Almost all representations of Bhagat Singh do him injustice. Very few seek to recall the energy and length and breadth of his ideas at such a young age — on issues ranging from governance to economics to the language question to faith, among others. Content to dwell on the physical aspect of his "revolutionary" life, they neglect the revolutionary potential of his ideas — the fact that he went beyond asking for freedom from British rule to stress economic freedom as well. There is an attempt to be content with a “sanitised” view of Bhagat Singh, given the public allergy for shades of grey in historical figures and public preference for the straightforward  in preference to the radical and revolutionary. In doing so, Bhagat Singh's revolutionary possibilities have been diluted. His was an extraordinary life.

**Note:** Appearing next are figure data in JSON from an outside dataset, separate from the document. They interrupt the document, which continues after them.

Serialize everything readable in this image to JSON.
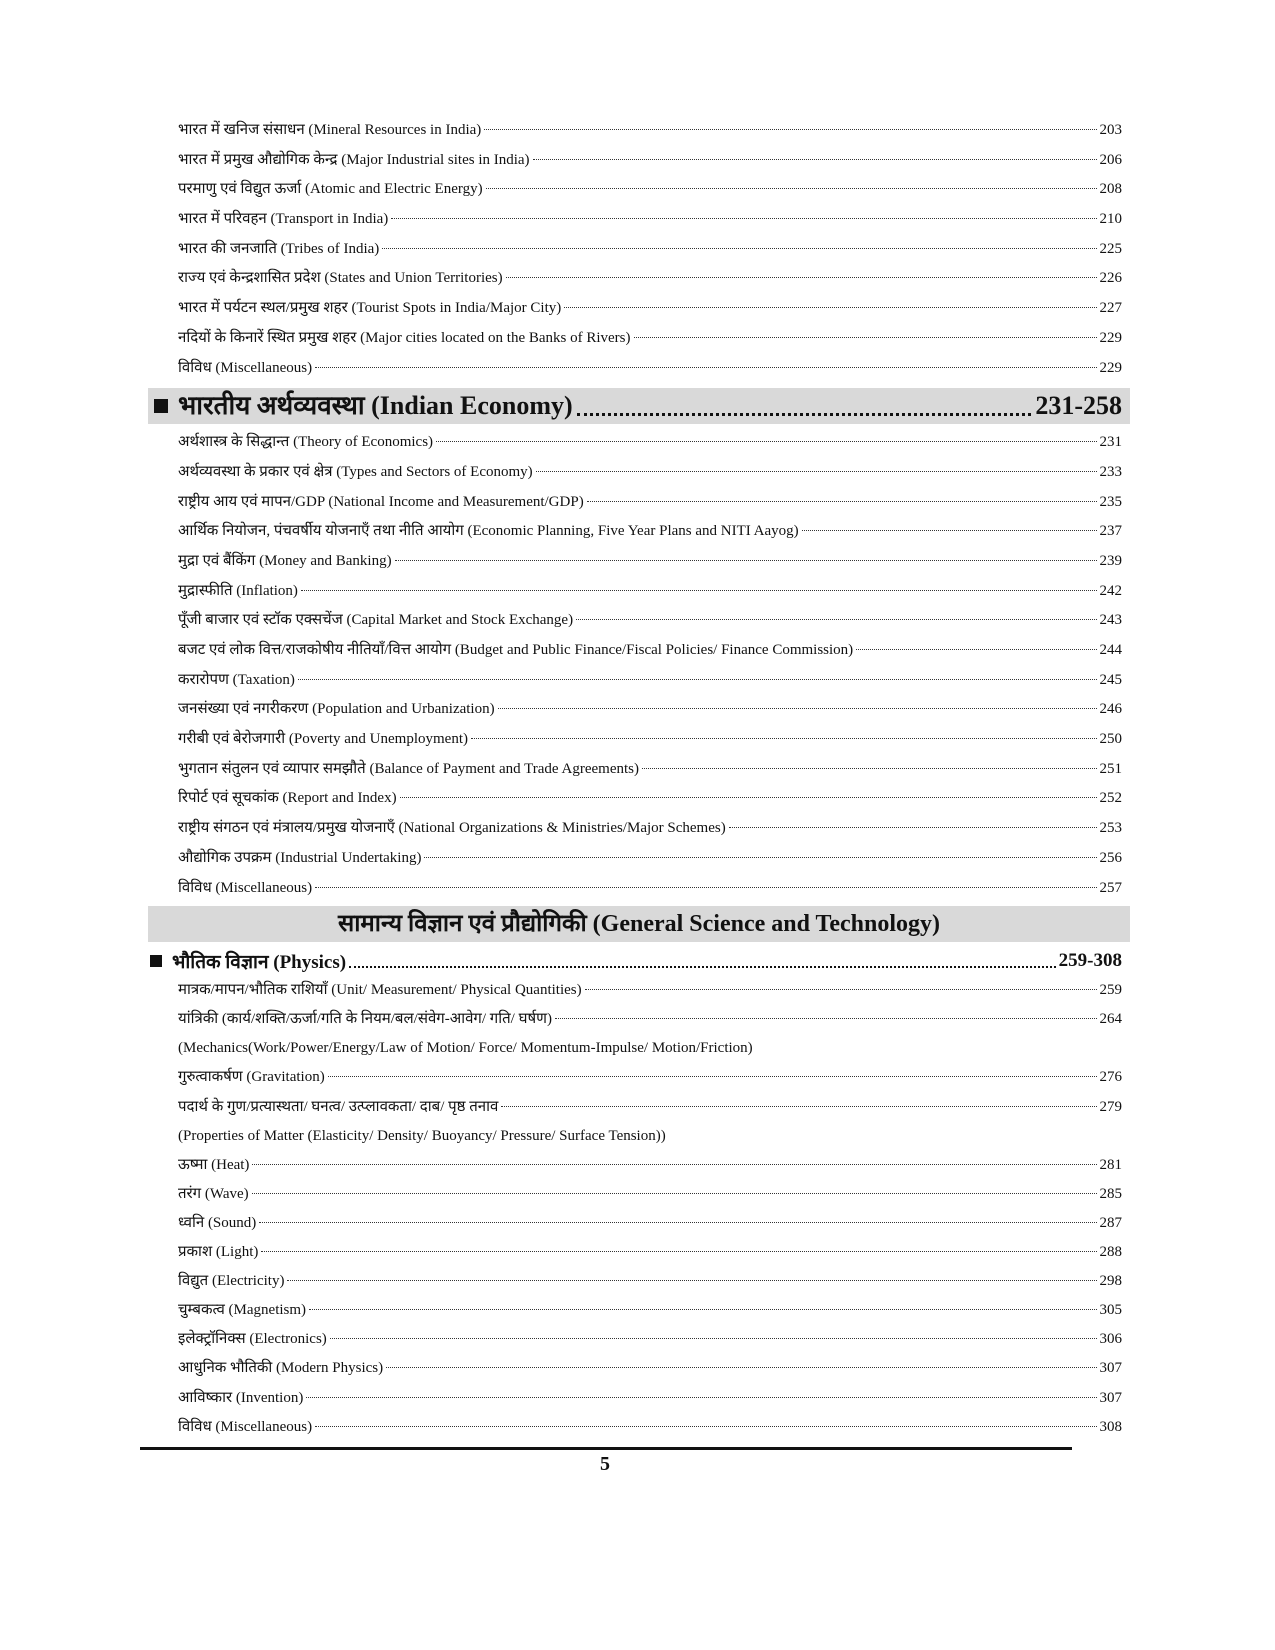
{
  "geography_items": [
    {
      "title": "भारत में खनिज संसाधन (Mineral Resources in India)",
      "page": "203"
    },
    {
      "title": "भारत में प्रमुख औद्योगिक केन्द्र (Major Industrial sites in India)",
      "page": "206"
    },
    {
      "title": "परमाणु एवं विद्युत ऊर्जा (Atomic and Electric Energy)",
      "page": "208"
    },
    {
      "title": "भारत में परिवहन (Transport in India)",
      "page": "210"
    },
    {
      "title": "भारत की जनजाति (Tribes of India)",
      "page": "225"
    },
    {
      "title": "राज्य एवं केन्द्रशासित प्रदेश (States and Union Territories)",
      "page": "226"
    },
    {
      "title": "भारत में पर्यटन स्थल/प्रमुख शहर (Tourist Spots in India/Major City)",
      "page": "227"
    },
    {
      "title": "नदियों के किनारें स्थित प्रमुख शहर (Major cities located on the Banks of Rivers)",
      "page": "229"
    },
    {
      "title": "विविध (Miscellaneous)",
      "page": "229"
    }
  ],
  "economy": {
    "title": "भारतीय अर्थव्यवस्था (Indian Economy)",
    "pages": "231-258",
    "items": [
      {
        "title": "अर्थशास्त्र के सिद्धान्त (Theory of Economics)",
        "page": "231"
      },
      {
        "title": "अर्थव्यवस्था के प्रकार एवं क्षेत्र (Types and Sectors of Economy)",
        "page": "233"
      },
      {
        "title": "राष्ट्रीय आय एवं मापन/GDP (National Income and Measurement/GDP)",
        "page": "235"
      },
      {
        "title": "आर्थिक नियोजन, पंचवर्षीय योजनाएँ तथा नीति आयोग (Economic Planning, Five Year Plans and NITI Aayog)",
        "page": "237"
      },
      {
        "title": "मुद्रा एवं बैंकिंग (Money and Banking)",
        "page": "239"
      },
      {
        "title": "मुद्रास्फीति (Inflation)",
        "page": "242"
      },
      {
        "title": "पूँजी बाजार एवं स्टॉक एक्सचेंज (Capital Market and Stock Exchange)",
        "page": "243"
      },
      {
        "title": "बजट एवं लोक वित्त/राजकोषीय नीतियाँ/वित्त आयोग (Budget and Public Finance/Fiscal Policies/ Finance Commission)",
        "page": "244"
      },
      {
        "title": "करारोपण (Taxation)",
        "page": "245"
      },
      {
        "title": "जनसंख्या एवं नगरीकरण (Population and Urbanization)",
        "page": "246"
      },
      {
        "title": "गरीबी एवं बेरोजगारी (Poverty and Unemployment)",
        "page": "250"
      },
      {
        "title": "भुगतान संतुलन एवं व्यापार समझौते (Balance of Payment and Trade Agreements)",
        "page": "251"
      },
      {
        "title": "रिपोर्ट एवं सूचकांक (Report and Index)",
        "page": "252"
      },
      {
        "title": "राष्ट्रीय संगठन एवं मंत्रालय/प्रमुख योजनाएँ (National Organizations & Ministries/Major Schemes)",
        "page": "253"
      },
      {
        "title": "औद्योगिक उपक्रम (Industrial Undertaking)",
        "page": "256"
      },
      {
        "title": "विविध (Miscellaneous)",
        "page": "257"
      }
    ]
  },
  "science": {
    "title": "सामान्य विज्ञान एवं प्रौद्योगिकी (General Science and Technology)",
    "physics": {
      "title": "भौतिक विज्ञान (Physics)",
      "pages": "259-308",
      "items": [
        {
          "title": "मात्रक/मापन/भौतिक राशियाँ (Unit/ Measurement/ Physical Quantities)",
          "page": "259"
        },
        {
          "title": "यांत्रिकी (कार्य/शक्ति/ऊर्जा/गति के नियम/बल/संवेग-आवेग/ गति/ घर्षण)",
          "page": "264"
        },
        {
          "title": "(Mechanics(Work/Power/Energy/Law of Motion/ Force/ Momentum-Impulse/ Motion/Friction)",
          "page": ""
        },
        {
          "title": "गुरुत्वाकर्षण (Gravitation)",
          "page": "276"
        },
        {
          "title": "पदार्थ के गुण/प्रत्यास्थता/ घनत्व/ उत्प्लावकता/ दाब/ पृष्ठ तनाव",
          "page": "279"
        },
        {
          "title": "(Properties of Matter (Elasticity/ Density/ Buoyancy/ Pressure/ Surface Tension))",
          "page": ""
        },
        {
          "title": "ऊष्मा (Heat)",
          "page": "281"
        },
        {
          "title": "तरंग (Wave)",
          "page": "285"
        },
        {
          "title": "ध्वनि (Sound)",
          "page": "287"
        },
        {
          "title": "प्रकाश (Light)",
          "page": "288"
        },
        {
          "title": "विद्युत (Electricity)",
          "page": "298"
        },
        {
          "title": "चुम्बकत्व (Magnetism)",
          "page": "305"
        },
        {
          "title": "इलेक्ट्रॉनिक्स (Electronics)",
          "page": "306"
        },
        {
          "title": "आधुनिक भौतिकी (Modern Physics)",
          "page": "307"
        },
        {
          "title": "आविष्कार (Invention)",
          "page": "307"
        },
        {
          "title": "विविध (Miscellaneous)",
          "page": "308"
        }
      ]
    }
  },
  "page_number": "5"
}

This extraordinariness came from a multi-faceted personality that encompassed deep thinking, extensive reading, self-sacrifice and the vision of a better world. Bhagat Singh understood in his fullest could be the kind of role model that the world today desperately seeks — an individual rooted in his context and fully alive to the contradictions and possibilities therein. This involves reading him and about him and  understanding the many narratives of the freedom struggle and being open to historical truths and not shying away from facing unsavoury facts about our leaders and about our actions as a people and as a nation. It means becoming politically aware through reading and reflection and not by watching news debates of the 9 pm variety.  Don't we owe it to ourselves that we should attempt that complete understanding?

The writer, an educationist, is a Chennai-based Consulting Editor with Westland Books.